Lessons from the Adventure Capital Fund

The Adventure Capital Fund has recently published the fifth and final external evaluation report on its third sector investment activities, Investing in Thriving Communities. The evaluation has been carried out by London Metropolitan University.

Even for those not interested primarily in social enterprise access to finance issues, the report makes interesting reading. The Executive Summary alone is probably sufficient (it’s a very well done and comprehensive Executive Summary) but the full report contains some buried nuggets.

ACF has grown from a £2.8m, one-year ‘demonstration programme’ originally established in December 2002 – “to test different approaches to enabling community-based organisations to grow and become more sustainable” – to an ongoing £14.4m portfolio which now includes delivery of the Dept of Communities & Local Government’s Managed Workspace Fund, the second phase of the Futurebuilders (England) programme, the Dept of Health’s Social Enterprise Investment Fund, and the Communitybuilders programme.

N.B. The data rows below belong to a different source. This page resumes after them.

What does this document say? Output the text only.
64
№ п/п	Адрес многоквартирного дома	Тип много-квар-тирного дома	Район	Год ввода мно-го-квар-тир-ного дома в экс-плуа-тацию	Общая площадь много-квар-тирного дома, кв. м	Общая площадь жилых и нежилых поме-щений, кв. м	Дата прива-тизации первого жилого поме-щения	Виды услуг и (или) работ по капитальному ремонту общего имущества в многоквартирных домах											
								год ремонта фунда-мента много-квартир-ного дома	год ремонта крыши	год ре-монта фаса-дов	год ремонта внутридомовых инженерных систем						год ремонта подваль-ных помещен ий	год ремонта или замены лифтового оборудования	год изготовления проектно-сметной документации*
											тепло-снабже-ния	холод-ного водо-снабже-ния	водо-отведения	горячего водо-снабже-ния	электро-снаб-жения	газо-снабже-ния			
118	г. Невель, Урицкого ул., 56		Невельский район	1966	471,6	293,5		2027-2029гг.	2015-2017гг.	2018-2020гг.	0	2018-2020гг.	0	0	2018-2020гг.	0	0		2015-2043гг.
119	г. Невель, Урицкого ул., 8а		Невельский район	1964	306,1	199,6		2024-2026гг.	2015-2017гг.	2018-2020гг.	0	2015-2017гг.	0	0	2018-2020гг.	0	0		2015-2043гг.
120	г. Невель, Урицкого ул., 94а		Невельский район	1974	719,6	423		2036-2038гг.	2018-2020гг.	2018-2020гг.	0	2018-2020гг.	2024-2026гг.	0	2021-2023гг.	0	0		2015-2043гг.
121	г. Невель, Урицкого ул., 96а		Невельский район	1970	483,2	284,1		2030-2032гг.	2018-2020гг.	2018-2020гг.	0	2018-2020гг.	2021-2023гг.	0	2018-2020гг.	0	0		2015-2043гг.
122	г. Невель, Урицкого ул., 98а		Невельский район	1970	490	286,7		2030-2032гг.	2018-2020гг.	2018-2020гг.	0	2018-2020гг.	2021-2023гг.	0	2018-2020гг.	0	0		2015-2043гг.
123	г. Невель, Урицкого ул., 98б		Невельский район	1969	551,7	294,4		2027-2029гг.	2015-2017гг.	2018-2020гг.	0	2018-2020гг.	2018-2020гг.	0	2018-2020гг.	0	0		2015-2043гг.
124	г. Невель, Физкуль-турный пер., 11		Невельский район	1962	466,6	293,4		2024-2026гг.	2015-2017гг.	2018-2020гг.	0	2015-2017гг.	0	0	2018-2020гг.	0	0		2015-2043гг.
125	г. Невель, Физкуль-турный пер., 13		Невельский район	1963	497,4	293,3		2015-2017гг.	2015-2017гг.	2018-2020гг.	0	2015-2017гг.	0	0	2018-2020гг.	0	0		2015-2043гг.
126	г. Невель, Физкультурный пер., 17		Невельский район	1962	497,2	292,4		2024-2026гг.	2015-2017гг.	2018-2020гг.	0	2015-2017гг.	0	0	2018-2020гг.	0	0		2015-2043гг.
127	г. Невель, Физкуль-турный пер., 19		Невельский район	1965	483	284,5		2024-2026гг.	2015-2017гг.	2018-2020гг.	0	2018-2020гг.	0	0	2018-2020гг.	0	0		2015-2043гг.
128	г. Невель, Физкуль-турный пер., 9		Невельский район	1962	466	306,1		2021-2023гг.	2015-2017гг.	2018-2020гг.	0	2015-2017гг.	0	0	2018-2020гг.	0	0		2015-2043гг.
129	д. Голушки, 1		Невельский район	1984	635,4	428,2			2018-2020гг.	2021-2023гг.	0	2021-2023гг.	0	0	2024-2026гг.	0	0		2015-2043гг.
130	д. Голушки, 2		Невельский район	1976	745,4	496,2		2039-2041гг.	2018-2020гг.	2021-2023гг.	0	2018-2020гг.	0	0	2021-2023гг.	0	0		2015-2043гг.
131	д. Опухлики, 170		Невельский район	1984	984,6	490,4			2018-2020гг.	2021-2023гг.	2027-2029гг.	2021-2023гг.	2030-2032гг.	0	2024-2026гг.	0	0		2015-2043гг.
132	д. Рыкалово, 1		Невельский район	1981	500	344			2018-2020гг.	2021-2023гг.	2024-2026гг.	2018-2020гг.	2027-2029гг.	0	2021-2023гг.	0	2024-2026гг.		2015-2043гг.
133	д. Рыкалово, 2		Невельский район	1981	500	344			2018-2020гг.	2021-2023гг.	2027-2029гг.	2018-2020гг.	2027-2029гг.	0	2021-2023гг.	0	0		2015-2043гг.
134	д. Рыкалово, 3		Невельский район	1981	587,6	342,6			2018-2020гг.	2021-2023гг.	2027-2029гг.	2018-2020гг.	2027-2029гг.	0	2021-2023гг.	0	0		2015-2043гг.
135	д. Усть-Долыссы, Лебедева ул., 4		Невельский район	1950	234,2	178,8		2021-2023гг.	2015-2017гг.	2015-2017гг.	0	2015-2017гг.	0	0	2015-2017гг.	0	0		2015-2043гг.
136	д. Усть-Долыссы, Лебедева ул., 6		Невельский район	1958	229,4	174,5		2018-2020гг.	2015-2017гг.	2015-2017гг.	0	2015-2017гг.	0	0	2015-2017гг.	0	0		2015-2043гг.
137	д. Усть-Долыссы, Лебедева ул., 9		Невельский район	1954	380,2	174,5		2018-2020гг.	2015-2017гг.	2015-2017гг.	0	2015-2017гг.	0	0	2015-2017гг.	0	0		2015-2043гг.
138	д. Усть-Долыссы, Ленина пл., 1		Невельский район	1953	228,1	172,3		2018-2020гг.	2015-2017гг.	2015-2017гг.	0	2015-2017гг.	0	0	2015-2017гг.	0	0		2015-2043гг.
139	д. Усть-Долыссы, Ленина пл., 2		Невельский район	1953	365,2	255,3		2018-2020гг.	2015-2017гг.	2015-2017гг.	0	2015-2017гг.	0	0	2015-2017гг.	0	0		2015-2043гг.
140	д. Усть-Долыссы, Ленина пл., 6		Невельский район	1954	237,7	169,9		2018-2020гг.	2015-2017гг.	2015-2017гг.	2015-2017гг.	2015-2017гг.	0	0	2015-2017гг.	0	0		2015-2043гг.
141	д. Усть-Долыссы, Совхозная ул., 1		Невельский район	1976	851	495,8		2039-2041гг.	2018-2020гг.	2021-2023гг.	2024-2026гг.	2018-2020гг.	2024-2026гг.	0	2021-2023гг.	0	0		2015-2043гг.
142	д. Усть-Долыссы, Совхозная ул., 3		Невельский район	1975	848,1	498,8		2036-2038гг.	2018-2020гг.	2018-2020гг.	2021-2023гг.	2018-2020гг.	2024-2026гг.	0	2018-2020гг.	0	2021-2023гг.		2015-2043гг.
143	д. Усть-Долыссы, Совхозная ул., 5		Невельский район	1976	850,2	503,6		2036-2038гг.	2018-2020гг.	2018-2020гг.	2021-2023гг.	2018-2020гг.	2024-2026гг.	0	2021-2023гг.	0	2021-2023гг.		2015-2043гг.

Although much of the report will not surprise anyone who has been working at the coal-face of the sector, it offers a good source of evidence/intelligence on broader development issues that many will find useful to inform their own papers/briefings/bids.

For example:

  • The ACF Business Development Programme, aimed at organisations considering making an application to the main investment programme, offers a small grant and input from an independent strategic advisor. This model has been especially successful, offering a low-cost/low-risk model that has enabled applicants to commission stratgeic planning, support with business planning and feasibility research, and support to raise skills and improve systems.
  • ACF applicants that have completed the projects they received investment for have grown faster (in terms of gross income) than general charities/enterprises of the same size that have not received investment.
  • Successful support packages need to combine loans, grants and professional advice/business support (“independent strategic advice”).
  • Organisations that are attempting to develop new social enterprise initiatives while also continuing to deliver their key activities/services have found this “much more demanding in time, resources and complexity than anticipated by the funding agencies, the ACF, or the applicants themselves”.
  • Not surprisingly, perhaps, the ACF portfolio does not have a strong presence of organisations involved in community development activities (probably, it can be assumed, because it is very hard to to turn community development into an income-generation activity that can be traded as opposed to a cost-centre that requires funding).
  • There is an inverse relationship between the number of expressions of interest and successful applications. The larger the number of applications the lower the proportion of successful applications.
  • The report acknowledges that even for SEs the public sector plays a key role in largely determining the shape and nature of marketplace.

Incidentally, this ACF report, like the recent report on the Dept of Health Social Enterprise Investment Fund (Social Enterprise — Making a Difference: A Guide to the Right to Request), appears to indicate that Birmingham SEs are making little use of these national investment opportunities.

Both the DoH SEIF and ACF have had only two successful Birmingham-based applicants (and I think a further two in both cases from elsewhere in the region).

While we don’t know how many unsuccessful applications there might have been, this certainly looks disproportionately low from the second city’s perspective.